Qui cherche l'or sème la mort.

Parmi arbres et fleuves morts
résonne, humiliée, la voix du paysan,
de l'homme qui a vécu
oublié parmi branches et fleuves.

Qui cherche l'or sème la mort.

La balle mortelle résonne
dans la poitrine de l'homme et sa misère.
La forêt est meurtrie
entourant de son souffle
le cadavre sur le chemin.

Qui cherche l'or sème la mort.

Le fleuve résonne, bruyant et dur :
c'est une plainte qui l'emporte vers la mer.
Les arbres résonnent, rongés d'amertume :
ce sont des oiseaux qui, terrifiés, cherchent une plume,
ou s'en arrachent quelques-unes
pour soigner la blessure d'un homme
qui est mort pour défendre leurs nids.

Qui cherche l'or sème la mort.

Les chemins résonnent
déjà couverts de flaques et de sang.
Et les entrailles de la terre
secouent les fleuves, les montagnes et les mers.
Les feuilles des arbres si vieux tombent :
ce sont de lourdes larmes
que la terre ne peut pas verser.

Qui cherche l'or sème la mort.

Les chemins sont anéantis
ceux que l'homme criblé de balles a construits.
Un cadavre engendre un arbre
et un arbre un homme
pour semer la paix sur le chemin
et protéger sous la malheureuse pluie
la vie des oiseaux sans nid.

Qui cherche la paix cherche la voie.

Traduit de l'espagnol (Pérou) par Max Alhau

Porfirio MAMANI MACEDO



LA LUMIERE DU CHEMIN


J'ai ce rêve pour continuer à marcher.

Je ne sens pas de douleur, je ne veux pas la sentir,
ni le soleil ni la neige sur l'horizon nuageux.
Certains fortifient leurs bras, pas leur cœur,
d'autres enrichissent leurs mains, pas leur cœur.
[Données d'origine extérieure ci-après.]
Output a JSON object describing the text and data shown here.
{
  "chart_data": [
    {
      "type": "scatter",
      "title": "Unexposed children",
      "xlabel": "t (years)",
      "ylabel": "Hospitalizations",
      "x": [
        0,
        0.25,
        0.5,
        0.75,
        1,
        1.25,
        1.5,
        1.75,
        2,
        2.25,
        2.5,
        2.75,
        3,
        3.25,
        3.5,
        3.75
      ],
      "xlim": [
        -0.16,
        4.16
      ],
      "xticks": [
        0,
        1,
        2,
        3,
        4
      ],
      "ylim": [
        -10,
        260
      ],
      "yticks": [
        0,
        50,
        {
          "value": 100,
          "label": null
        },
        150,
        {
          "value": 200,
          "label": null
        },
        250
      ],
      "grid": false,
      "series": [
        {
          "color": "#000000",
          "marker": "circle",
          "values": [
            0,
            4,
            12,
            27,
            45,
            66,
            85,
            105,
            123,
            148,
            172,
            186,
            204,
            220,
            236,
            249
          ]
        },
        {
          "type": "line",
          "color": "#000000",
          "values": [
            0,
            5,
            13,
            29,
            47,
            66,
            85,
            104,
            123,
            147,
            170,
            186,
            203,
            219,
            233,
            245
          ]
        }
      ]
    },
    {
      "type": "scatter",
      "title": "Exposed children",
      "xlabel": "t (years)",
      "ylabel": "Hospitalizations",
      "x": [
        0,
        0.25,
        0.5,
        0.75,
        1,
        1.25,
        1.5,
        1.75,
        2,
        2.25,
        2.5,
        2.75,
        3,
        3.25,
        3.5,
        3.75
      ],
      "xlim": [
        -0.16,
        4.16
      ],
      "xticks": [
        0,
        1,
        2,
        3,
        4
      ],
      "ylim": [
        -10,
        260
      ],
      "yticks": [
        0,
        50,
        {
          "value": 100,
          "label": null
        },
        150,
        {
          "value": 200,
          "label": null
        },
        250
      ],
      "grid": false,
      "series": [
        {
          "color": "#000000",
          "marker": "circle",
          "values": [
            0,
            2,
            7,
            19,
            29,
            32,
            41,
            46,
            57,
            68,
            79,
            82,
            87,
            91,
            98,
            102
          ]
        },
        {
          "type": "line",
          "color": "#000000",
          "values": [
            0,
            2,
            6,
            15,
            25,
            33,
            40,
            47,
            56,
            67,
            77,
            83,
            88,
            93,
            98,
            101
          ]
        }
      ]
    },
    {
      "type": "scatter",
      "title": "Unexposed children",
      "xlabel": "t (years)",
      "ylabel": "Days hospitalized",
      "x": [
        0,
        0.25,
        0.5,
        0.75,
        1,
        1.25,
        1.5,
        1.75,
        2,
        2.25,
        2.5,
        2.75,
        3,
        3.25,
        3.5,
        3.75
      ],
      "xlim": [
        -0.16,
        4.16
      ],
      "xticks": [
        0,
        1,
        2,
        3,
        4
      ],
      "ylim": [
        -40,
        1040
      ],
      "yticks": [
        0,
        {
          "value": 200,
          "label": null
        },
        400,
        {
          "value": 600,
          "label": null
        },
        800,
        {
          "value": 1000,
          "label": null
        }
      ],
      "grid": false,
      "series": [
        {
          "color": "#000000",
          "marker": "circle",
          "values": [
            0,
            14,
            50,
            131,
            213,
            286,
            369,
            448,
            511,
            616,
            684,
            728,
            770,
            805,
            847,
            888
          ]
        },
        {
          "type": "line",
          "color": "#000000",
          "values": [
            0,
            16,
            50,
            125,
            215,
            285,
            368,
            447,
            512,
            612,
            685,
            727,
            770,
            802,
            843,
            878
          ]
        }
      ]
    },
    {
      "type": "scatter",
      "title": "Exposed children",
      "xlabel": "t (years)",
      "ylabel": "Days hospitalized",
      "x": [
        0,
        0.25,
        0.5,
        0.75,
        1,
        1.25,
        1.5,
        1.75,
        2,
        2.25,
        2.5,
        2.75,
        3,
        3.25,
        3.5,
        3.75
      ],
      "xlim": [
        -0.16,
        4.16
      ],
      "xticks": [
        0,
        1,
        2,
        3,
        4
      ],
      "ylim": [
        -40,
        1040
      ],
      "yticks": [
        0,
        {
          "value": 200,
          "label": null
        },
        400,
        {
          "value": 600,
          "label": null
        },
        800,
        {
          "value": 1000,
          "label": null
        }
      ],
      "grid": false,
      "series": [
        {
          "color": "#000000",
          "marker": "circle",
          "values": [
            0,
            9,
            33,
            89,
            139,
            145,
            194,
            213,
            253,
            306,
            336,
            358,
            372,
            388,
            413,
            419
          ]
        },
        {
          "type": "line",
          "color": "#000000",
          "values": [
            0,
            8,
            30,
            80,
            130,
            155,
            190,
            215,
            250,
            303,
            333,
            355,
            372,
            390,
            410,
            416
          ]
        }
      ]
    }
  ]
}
J'ai cette Lumière pour continuer à marcher.

Je ne sens ni soif ni faim sur le chemin,
ni le vent ni la pluie ne frappent mon corps fatigué.
Entre oliviers et rochers je m'assois.
Je regarde l'univers, le ciel et les nuages.

J'ai ce rêve pour continuer à marcher.

En silence je vais par le chemin déjà parcouru,
et je cherche mon nom dans le vaste labyrinthe.
Je regarde les pierres et les branches,
Je regarde d'où souffle le vent.

J'ai cette Lumière pour continuer à marcher.

Je m'approche du centre de la nuit,
Parmi les lumières je suis la trace de la Lumière.
Certains nourrissent leur corps, pas leur cœur,
d'autres embellissent leur corps, pas leur cœur.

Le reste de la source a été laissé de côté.